Home > Articles > Using DISTINCT ON in Postgres

Using DISTINCT ON in Postgres

Every once in a while, I'll have a need to do a one-to-many join, but keep only a certain row in the "many" table. For instance, say we have a system to track inventory in retail stores:

CREATE TABLE store (
    id SERIAL PRIMARY KEY,
    name TEXT
);

CREATE TABLE inventory (
    store_id INTEGER REFERENCES store,
    quantity INTEGER,
    item_name TEXT,
    PRIMARY KEY (store_id, item_name)
);

INSERT INTO store(name) VALUES
    ('School Supplies R Us'),
    ('Grocery Mart');

INSERT INTO inventory VALUES
    (1, 1, 'Backpack'),
    (1, 12, 'Pencil'),
    (1, 4, 'Pen'),
    (2, 12, 'Egg'),
    (2, 1, 'Flour (lb.)');

We can get the inventory for all stores easily enough.

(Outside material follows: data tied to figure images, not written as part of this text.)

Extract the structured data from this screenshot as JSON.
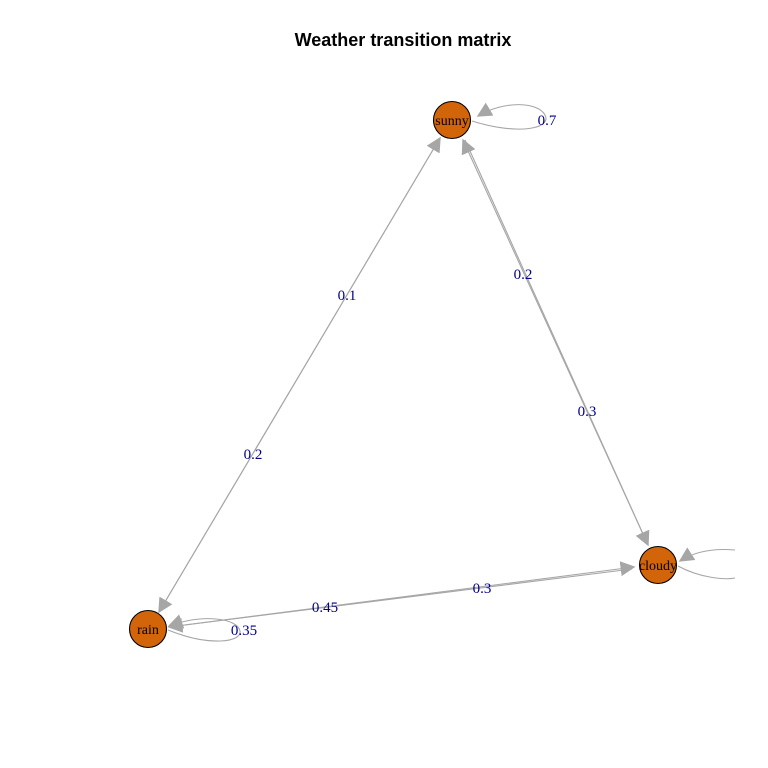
{
  "title": "Weather transition matrix",
  "colors": {
    "node_fill": "#d2650a",
    "edge": "#a6a6a6",
    "edge_label": "#00008b"
  },
  "nodes": [
    {
      "id": "sunny",
      "label": "sunny"
    },
    {
      "id": "cloudy",
      "label": "cloudy"
    },
    {
      "id": "rain",
      "label": "rain"
    }
  ],
  "edges": [
    {
      "from": "sunny",
      "to": "sunny",
      "label": "0.7"
    },
    {
      "from": "sunny",
      "to": "cloudy",
      "label": "0.3"
    },
    {
      "from": "cloudy",
      "to": "sunny",
      "label": "0.2"
    },
    {
      "from": "sunny",
      "to": "rain",
      "label": "0.2"
    },
    {
      "from": "rain",
      "to": "sunny",
      "label": "0.1"
    },
    {
      "from": "cloudy",
      "to": "rain",
      "label": "0.45"
    },
    {
      "from": "rain",
      "to": "cloudy",
      "label": "0.3"
    },
    {
      "from": "rain",
      "to": "rain",
      "label": "0.35"
    },
    {
      "from": "cloudy",
      "to": "cloudy",
      "label": ""
    }
  ]
}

SELECT name, quantity, item_name
FROM inventory
JOIN store ON inventory.store_id = store.id;
         name         | quantity |  item_name
----------------------+----------+-------------
 School Supplies R Us |        1 | Backpack
 School Supplies R Us |       12 | Pencil
 School Supplies R Us |        4 | Pen
 Grocery Mart         |       12 | Egg
 Grocery Mart         |        1 | Flour (lb.)

But what if we only want to get the item with highest quantity from each store? Fortunately, Postgres has a syntax that makes this easy.

SELECT DISTINCT ON(store_id) name, quantity, item_name
FROM inventory
JOIN store ON inventory.store_id = store.id
ORDER BY store_id, quantity DESC;
         name         | quantity | item_name
----------------------+----------+-----------
 School Supplies R Us |       12 | Pencil
 Grocery Mart         |       12 | Egg

What does DISTINCT ON do? Well, it selects the first row out of the set of rows whose values match for the given columns. The first row is arbitrary unless we pass along an ORDER BY statement. Note that we have to include the columns from the ON() clause in our ORDER BY. If we don't, we get a helpful error message:

SELECT DISTINCT ON (store_id) name, quantity, item_name
FROM inventory
JOIN store ON inventory.store_id = store.id
ORDER BY quantity DESC;
ERROR:  SELECT DISTINCT ON expressions must match initial ORDER BY expressions
LINE 1: SELECT DISTINCT ON (store_id) name, quantity, item_name
                            ^

If you run into a situation wherein you need to choose a specific row in a group based on some rules, try using DISTINCT ON. For more detail, check out the Postgres documentation.